Which is indeed not something real, but a simple part of a larger utility function, in a sense.
A good resource on distinctions (if you are not yet aware of it), is George Spencer-Brown’s Laws of Form. These ideas are being further explored (Bricken, Awbrey), and various resources on boundary logic and differential logic, are now available on the web.
I’m not really sure Laws of Form is a good resource, and I’m not sure it’s good at all. A crazy philosophy acquaintance of mine recommended it, so I read it, and couldn’t make very much of it (although I was disturbed that the author apparently thought he had proved the four-color theorem?). Searching, I got the impression that one could say of the book ‘what was good in it was not original, and what was original was not good’; later I came across a post by a Haskeller/mathematician I respect implementing it in Haskell which concluded much the same thing:
Not to say that everyone is a heathen ;-) but as for those who missed out on the subtlety of my original Goethe post … if they wish to further advertise their lack of sophistication … diss this post.
Please ignore this, unless you are a hydrophobic Canis antarcticus, barking up the wrong tree. Its only purpose is to provide a pissing post to discourage the great unwashed from otherwise fouling the streets. With any luck the post, complete with its surrounding territory, will soon disappear completely off the bottom of the map. There, unfettered by the strictures of reason, the pack can feel free to bark and scratch, whilst attending to their compulsions to lick the sweat off each others balls.
It is not a lack of sophistication to fail to immediately grasp and assume-true one single subtle undermeaning/interpretation of a vague statement.
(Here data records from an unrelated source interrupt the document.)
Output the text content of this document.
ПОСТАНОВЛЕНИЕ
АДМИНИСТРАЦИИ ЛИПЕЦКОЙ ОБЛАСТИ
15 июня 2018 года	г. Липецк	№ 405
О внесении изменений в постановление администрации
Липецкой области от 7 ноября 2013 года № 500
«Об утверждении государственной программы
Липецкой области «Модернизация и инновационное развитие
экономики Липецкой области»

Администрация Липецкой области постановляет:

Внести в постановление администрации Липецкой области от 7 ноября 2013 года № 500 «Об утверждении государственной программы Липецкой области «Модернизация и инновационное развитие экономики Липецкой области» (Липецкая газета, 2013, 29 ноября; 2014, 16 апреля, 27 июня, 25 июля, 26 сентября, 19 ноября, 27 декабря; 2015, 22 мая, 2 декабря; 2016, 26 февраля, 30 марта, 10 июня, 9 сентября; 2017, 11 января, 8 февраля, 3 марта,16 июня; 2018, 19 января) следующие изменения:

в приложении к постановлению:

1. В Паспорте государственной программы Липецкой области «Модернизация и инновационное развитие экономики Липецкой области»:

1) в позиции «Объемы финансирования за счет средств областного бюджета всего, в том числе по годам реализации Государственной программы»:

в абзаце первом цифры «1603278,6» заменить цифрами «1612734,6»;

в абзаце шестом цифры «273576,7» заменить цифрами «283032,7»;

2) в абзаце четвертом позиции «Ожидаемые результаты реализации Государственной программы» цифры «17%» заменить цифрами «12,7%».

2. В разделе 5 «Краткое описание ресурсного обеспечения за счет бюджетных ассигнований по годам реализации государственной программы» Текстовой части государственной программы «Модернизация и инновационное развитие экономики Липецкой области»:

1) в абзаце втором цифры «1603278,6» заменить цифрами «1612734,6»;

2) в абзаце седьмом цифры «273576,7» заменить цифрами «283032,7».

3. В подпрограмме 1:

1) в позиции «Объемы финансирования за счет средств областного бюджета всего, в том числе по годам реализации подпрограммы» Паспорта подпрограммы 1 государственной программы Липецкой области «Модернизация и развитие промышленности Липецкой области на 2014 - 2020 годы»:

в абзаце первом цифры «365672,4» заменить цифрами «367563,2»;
It is rational prudence. It is the wilful, deliberate, careful act of steeling one’s mind to the resolute knowledge that things are uncertain, and of not seeing patterns where there merely might be, of not projecting meanings onto phrases where meanings are in the mind, of applying what is learned and trained and practiced here on LessWrong.
Or, it might also simply indicate the lack of social training towards guessing passwords.
I am new to LW, and I don’t get it; this is supposed to be a forum promoting rationality, and anyone who dissed this comment appears to be behaving re-actively.
Any rational justifications as to why anyone would respond to the above comment are welcomed, and may be appended below.
It is rational to downvote comments you want to see fewer of, and your failed attempt at trolling certainly qualifies.
The problem is that you seem to be underestimating the relevant inferential distance. Specifically you’re using a lot of jargon in both this and the parent, and we have no idea what you’re talking about.